Construction will also start this coming July, of the extension of the Qinghai-Tibet rail line, from the Tibetan capital of Lhasa to Xigaze. Xigaze is 250 km to the southwest of Lhasa, and thus nearer Sikkim state, India, as well as Nepal and Bhutan. This opens up much more potential for trade across the Chinese-Indian border.

China Prioritizes Cutting Trade Surplus

"Cutting the huge trade surplus is the priority task for 2007," stated Chinese Commerce Minister Bo Xilai Jan. 14., as official figures, published in China Daily, confirmed that China's trade surplus jumped 74% in 2006, to a record $177.5. If this rate of growth of the trade surplus continues, Bo Xilai said, it would reach $300 billion, which "is likely to transform an economic problem into a political one. The yawning trade surplus with the United States and EU has strained China's foreign trade environment, triggering more frequent trade friction."

This overly large trade surplus is not good for China's sustained economic growth, and the government will "decisively" move to reduce China's low-value-added, high-energy-consuming products. China's processing trade is about half its exports, but the nation as a whole profits little from this trade. To prevent a big growth in unemployment, manufacturers for the processing trade will be encouraged to produce for the domestic market, Bo said. The effort is clearly aimed at cutting eastern China's export driven region, since they point out that "the central government would continue to encourage exports from central and western China."

Economist Fan Gang said it would take two years to cut the structural trade surplus. Meanwhile, the government is trying to increase imports, including in the energy sector, resources, and key technologies and equipment.

Philippine Commentators on Bush's Madness

Ding Lichauco, a nationalist economist, wrote in the Philippines Tribune Jan. 15 that President George W. Bush has turned Saddam Hussein into the "Jose Rizal" of the Arab world (Rizal, the father of the revolution against Spanish power, was "stupidly" executed by the colonialists, unleashing the successful revolt against Spain.) Lichauco refers to the "political imbecile at the White House," who, "if he has a single grain of sanity left," would recognize that he "just may have created the legend and the rage that would unite all the Arabs against America." Lichauco concludes: "You see, in Bush, America and the world are dealing with a pure psycho, who also happens to be feeble-minded. American democracy which placed such a psycho in the White House should be reexamined."

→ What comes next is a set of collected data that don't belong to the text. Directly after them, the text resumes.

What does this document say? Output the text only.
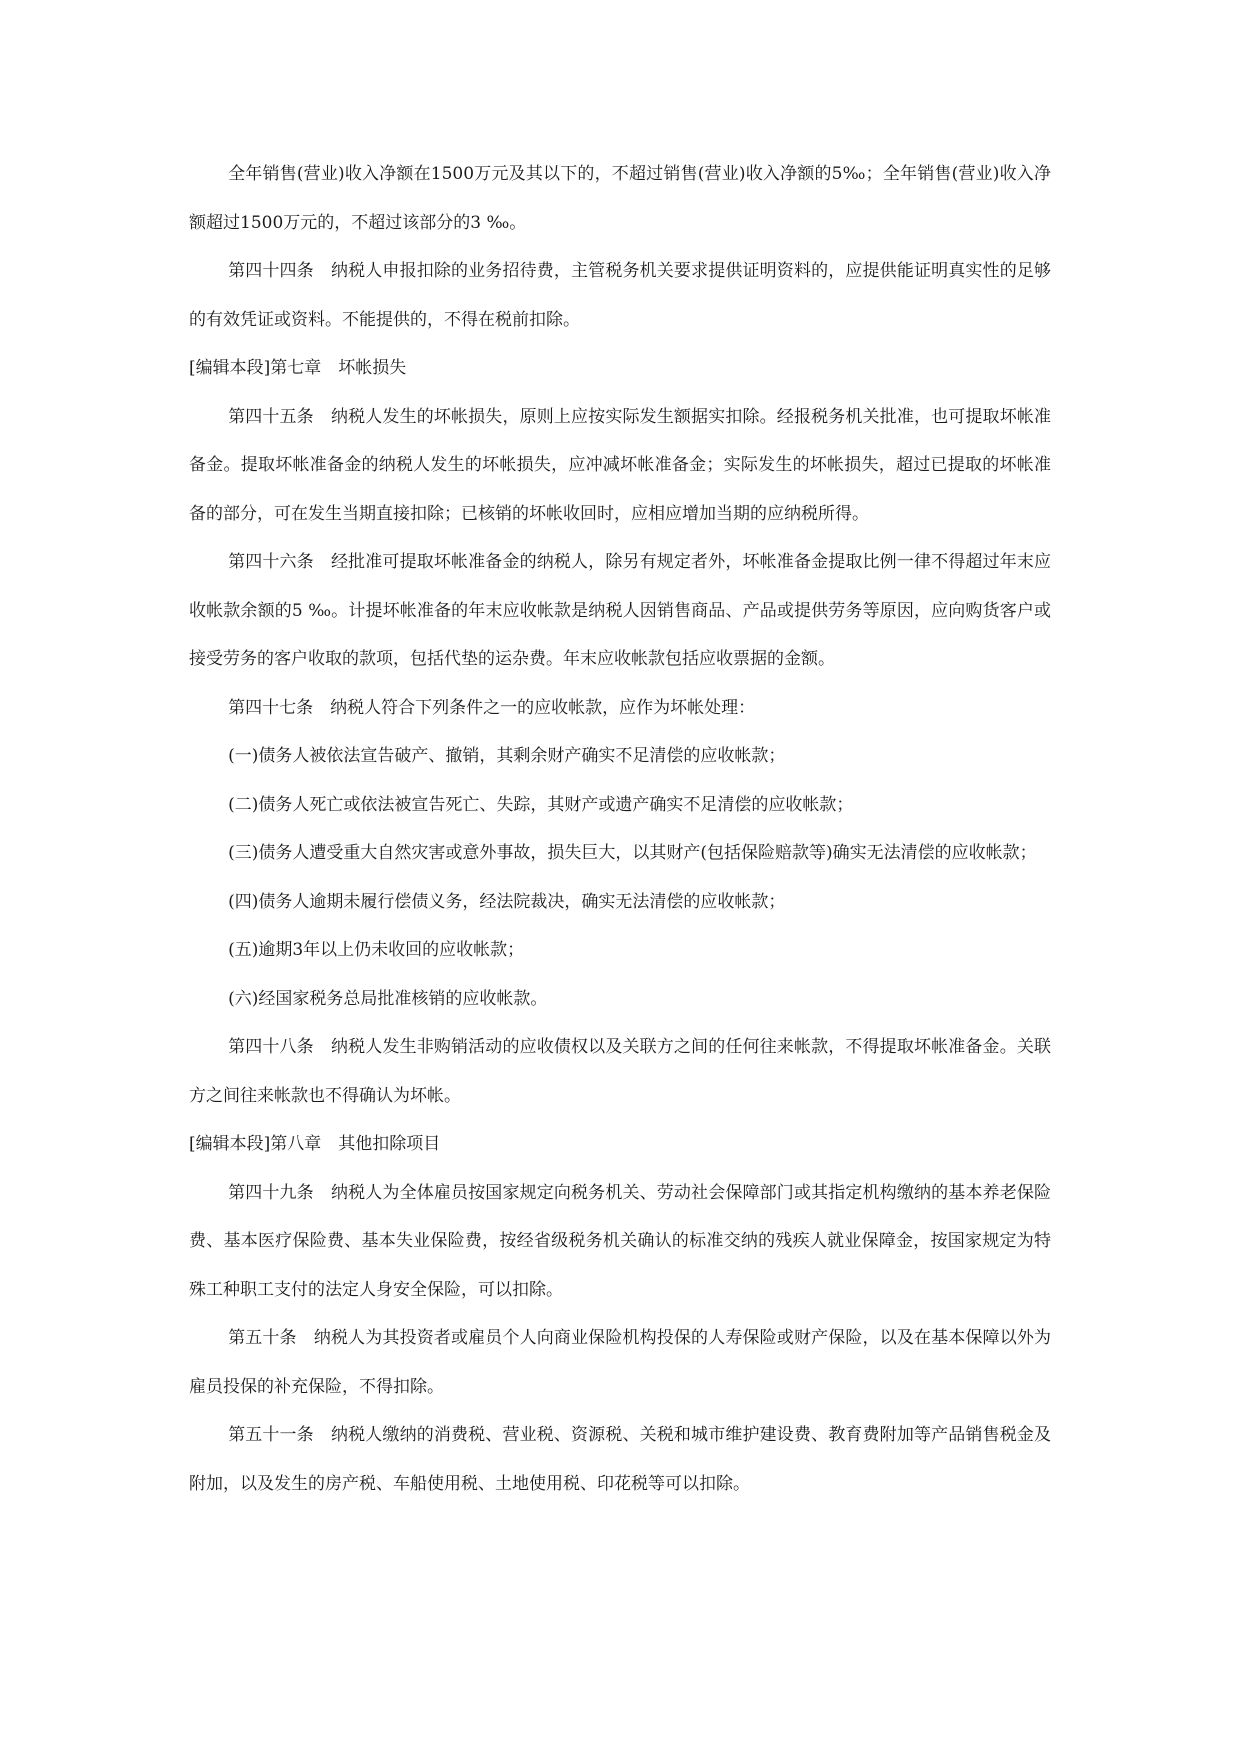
全年销售(营业)收入净额在1500万元及其以下的，不超过销售(营业)收入净额的5‰；全年销售(营业)收入净额超过1500万元的，不超过该部分的3 ‰。

第四十四条　纳税人申报扣除的业务招待费，主管税务机关要求提供证明资料的，应提供能证明真实性的足够的有效凭证或资料。不能提供的，不得在税前扣除。

[编辑本段]第七章　坏帐损失

第四十五条　纳税人发生的坏帐损失，原则上应按实际发生额据实扣除。经报税务机关批准，也可提取坏帐准备金。提取坏帐准备金的纳税人发生的坏帐损失，应冲减坏帐准备金；实际发生的坏帐损失，超过已提取的坏帐准备的部分，可在发生当期直接扣除；已核销的坏帐收回时，应相应增加当期的应纳税所得。

第四十六条　经批准可提取坏帐准备金的纳税人，除另有规定者外，坏帐准备金提取比例一律不得超过年末应收帐款余额的5 ‰。计提坏帐准备的年末应收帐款是纳税人因销售商品、产品或提供劳务等原因，应向购货客户或接受劳务的客户收取的款项，包括代垫的运杂费。年末应收帐款包括应收票据的金额。

第四十七条　纳税人符合下列条件之一的应收帐款，应作为坏帐处理：

(一)债务人被依法宣告破产、撤销，其剩余财产确实不足清偿的应收帐款；

(二)债务人死亡或依法被宣告死亡、失踪，其财产或遗产确实不足清偿的应收帐款；

(三)债务人遭受重大自然灾害或意外事故，损失巨大，以其财产(包括保险赔款等)确实无法清偿的应收帐款；

(四)债务人逾期未履行偿债义务，经法院裁决，确实无法清偿的应收帐款；

(五)逾期3年以上仍未收回的应收帐款；

(六)经国家税务总局批准核销的应收帐款。

第四十八条　纳税人发生非购销活动的应收债权以及关联方之间的任何往来帐款，不得提取坏帐准备金。关联方之间往来帐款也不得确认为坏帐。

[编辑本段]第八章　其他扣除项目

第四十九条　纳税人为全体雇员按国家规定向税务机关、劳动社会保障部门或其指定机构缴纳的基本养老保险费、基本医疗保险费、基本失业保险费，按经省级税务机关确认的标准交纳的残疾人就业保障金，按国家规定为特殊工种职工支付的法定人身安全保险，可以扣除。

第五十条　纳税人为其投资者或雇员个人向商业保险机构投保的人寿保险或财产保险，以及在基本保障以外为雇员投保的补充保险，不得扣除。

第五十一条　纳税人缴纳的消费税、营业税、资源税、关税和城市维护建设费、教育费附加等产品销售税金及附加，以及发生的房产税、车船使用税、土地使用税、印花税等可以扣除。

Also, Randy David, a regular political commentator in the Philippines, writing in the Inquirer under the headline, "Bush's Surge of Madness," asks why the war in Iraq is only looked at from the American perspective. "We do not hear the voice of the Iraqi people in this war, neither do we feel their pain.... Bush tapped into a vein of American paranoia when he issued the order to invade Iraq in March 2003. The line he peddled to the American people was that the Iraqi government was a threat to all Americans and to their way of life.... How do you deal with a thoughtless man like this?"